Deputy Robert Daubenspeck of the Lee County Sherrif's Department interviewed Flynn Late Wednesday, March 17. He told the Fort Myers News-Press that Flynn possibly sustained the injury when he ran into an overhanging tree limb in his swamp buggy - a theory both Sherrif Flanders Thompson and News-press editor William R Spear rejected. In an editorial in the Friday edition of the newspaper, Spear had this to say:

"Jimmy Flynn is a substantial citizen, a practical, down-to-earth type who has never been subject to hallucinations. When he says that a "sledge-hammer blow" between the eyes that bruised his eyebrow and caused a vision impairment that now has him under treatment in the hospital came somehow from a huge cone-shaped object making a whirring noise and emitting a dazzling light that he encountered in a remote Everglades prairie, it is certain that he believes it; that he didn't consciously make it up."

The sheriff's office notified nearby Homestead Air Force Base. The base's intelligence officer, Colonel Robin Lewis, promised an investigation.

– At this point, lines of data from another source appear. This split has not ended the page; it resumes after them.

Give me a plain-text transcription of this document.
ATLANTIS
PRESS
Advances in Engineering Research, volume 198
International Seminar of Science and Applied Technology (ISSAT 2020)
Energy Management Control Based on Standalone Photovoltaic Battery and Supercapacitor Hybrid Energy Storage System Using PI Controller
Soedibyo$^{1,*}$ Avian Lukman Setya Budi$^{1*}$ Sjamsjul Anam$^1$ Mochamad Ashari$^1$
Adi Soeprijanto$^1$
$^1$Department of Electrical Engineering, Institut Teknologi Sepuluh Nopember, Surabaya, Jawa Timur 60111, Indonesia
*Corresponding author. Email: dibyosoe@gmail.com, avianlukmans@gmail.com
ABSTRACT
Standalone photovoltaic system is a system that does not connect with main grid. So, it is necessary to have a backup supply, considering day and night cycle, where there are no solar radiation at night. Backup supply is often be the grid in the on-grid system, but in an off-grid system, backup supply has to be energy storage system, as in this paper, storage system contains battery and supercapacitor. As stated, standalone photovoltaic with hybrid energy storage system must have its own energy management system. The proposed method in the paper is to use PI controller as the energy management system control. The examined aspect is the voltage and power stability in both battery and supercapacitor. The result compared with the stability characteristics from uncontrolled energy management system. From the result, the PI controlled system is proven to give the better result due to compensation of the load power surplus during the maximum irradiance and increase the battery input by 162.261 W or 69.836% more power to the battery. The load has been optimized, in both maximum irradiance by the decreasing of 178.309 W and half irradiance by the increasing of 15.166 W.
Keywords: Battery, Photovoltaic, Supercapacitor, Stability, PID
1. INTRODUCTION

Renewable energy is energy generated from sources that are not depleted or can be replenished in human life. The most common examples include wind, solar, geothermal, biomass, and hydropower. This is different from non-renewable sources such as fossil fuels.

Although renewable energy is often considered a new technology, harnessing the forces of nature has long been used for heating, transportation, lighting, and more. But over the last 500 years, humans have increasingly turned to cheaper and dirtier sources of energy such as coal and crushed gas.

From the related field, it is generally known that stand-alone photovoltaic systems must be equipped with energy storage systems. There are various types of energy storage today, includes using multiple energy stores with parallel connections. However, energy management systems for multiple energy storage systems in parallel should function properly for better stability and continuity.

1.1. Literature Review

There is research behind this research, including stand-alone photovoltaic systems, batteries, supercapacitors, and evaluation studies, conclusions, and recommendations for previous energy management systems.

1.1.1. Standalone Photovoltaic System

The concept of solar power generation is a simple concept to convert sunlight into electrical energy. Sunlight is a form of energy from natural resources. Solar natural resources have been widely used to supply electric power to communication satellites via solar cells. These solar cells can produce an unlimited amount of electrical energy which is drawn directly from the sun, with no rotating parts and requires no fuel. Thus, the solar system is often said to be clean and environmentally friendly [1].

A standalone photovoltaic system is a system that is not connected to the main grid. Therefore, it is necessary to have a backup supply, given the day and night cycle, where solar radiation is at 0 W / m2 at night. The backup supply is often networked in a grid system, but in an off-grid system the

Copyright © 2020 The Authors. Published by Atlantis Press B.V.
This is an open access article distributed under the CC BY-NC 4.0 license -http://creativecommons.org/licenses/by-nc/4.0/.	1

When Flynn was released from the hospital, the sheriff informed Homestead that Flynn would willingly accompany an Air Force investigator to the site. An unnamed officer said that first Flynn should go there himself and mark off the spot with lime so that it would be readily detectable.


On March 26 Flynn, accompanied by Stipe and Johnny, and Eugene Prevatt, went to the site. The group found a burned circle 72 feet in diameter. The circle looked as if it had been swept completely clean; there were no leaves, twigs, limbs, or other matter inside it. Eight cypress trees were scorched from the top half to the ground. Two other cypress trees, though not burned, displayed fresh damage to bark 10 feet up. As Stipe recalled, "The marks were as if a heavy object in a straight line had slid down the trees about two feet and there stopped." The trees were "12 or 15 feet apart in the area underneath the burned circle of the trees."

Though Flynn and his friends took soil and plant samples and sent them to Homestead, they were never acknowledged. To the best of Flynn's knowledge, the Air Force conducted no follow-up investigation. In 1967 Captain Jon H Adams, Homestead's chief information officer asserted that the base had no record of the incident.

On October 31, 1966, University of Arizona atmospheric physicist James E Mcdonald interviewed Flynn by phone. Flynn expressed the view that the object he had encountered was probably a secret aircraft developed by the American military. "If I ever find out that thing is owned by the government," he said, "they're going to have to pay for a good eye I used to have and don't have now."